About to be hit in the face by evil
Ok, so Sam Raimi made another horror movie — finally! He’s the only Leprechaun out there who can turn standard horror B.S. into a magically hillarious gore-tacular. We remember the deliciously over-the-top Evil Dead, and its evil rubber chicken of a sequel/remake, Evil Dead II. Then there’s Army of Darkness, which streamlined the mayhem and made it larger. So Drag Me to Hell has a heck of a lot to live up to, is what I’m saying. Does it? Well…yeah, I suppose, if you’re into that sort of thing.
What sort of thing is that? Well, how about a toothless old gypsy gumming up poor Alison Lohman’s face, not once but twice? How about multiple scenes of people being hit with unseen punches and everyday household objects? How about people being, as the title suggests, dragged to hell? How about evil forces screwing with people in ways that can only be described as hilarious and super-disgusting?

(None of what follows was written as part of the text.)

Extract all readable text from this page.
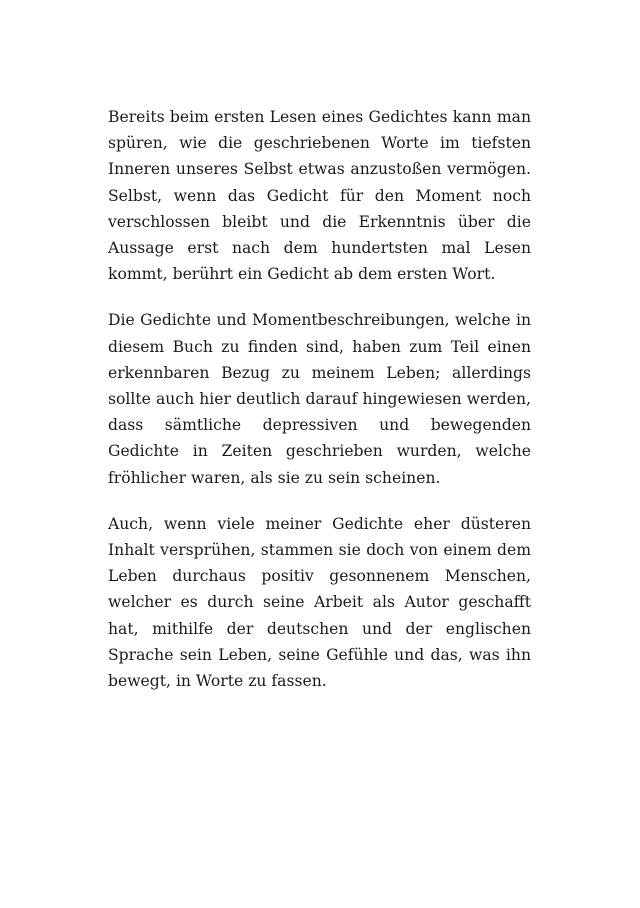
Bereits beim ersten Lesen eines Gedichtes kann man spüren, wie die geschriebenen Worte im tiefsten Inneren unseres Selbst etwas anzustoßen vermögen. Selbst, wenn das Gedicht für den Moment noch verschlossen bleibt und die Erkenntnis über die Aussage erst nach dem hundertsten mal Lesen kommt, berührt ein Gedicht ab dem ersten Wort.

Die Gedichte und Momentbeschreibungen, welche in diesem Buch zu finden sind, haben zum Teil einen erkennbaren Bezug zu meinem Leben; allerdings sollte auch hier deutlich darauf hingewiesen werden, dass sämtliche depressiven und bewegenden Gedichte in Zeiten geschrieben wurden, welche fröhlicher waren, als sie zu sein scheinen.

Auch, wenn viele meiner Gedichte eher düsteren Inhalt versprühen, stammen sie doch von einem dem Leben durchaus positiv gesonnenem Menschen, welcher es durch seine Arbeit als Autor geschafft hat, mithilfe der deutschen und der englischen Sprache sein Leben, seine Gefühle und das, was ihn bewegt, in Worte zu fassen.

Why does Sam Raimi waste his time with things like directing Spider-Man or producing Xena: Warrior Princess when he has the power to do something this unique and cool whenever he wants? Sure, Spider-Man II remains the greatest superhero movie of all time, and Xena had quite the following, but what about this scene from Evil Dead II:
And there are 20 scenes in ED II that are just as good. Now, nothing in Drag Me to Hell is quite that inspired, but it’s still a good effort from the only man in the world capable of such lunacy. 3.5 out of 5 overpriced popcorns, but that’s only because parts of it were a little boring. Specifically, most of the parts with the guy from the Apple ads.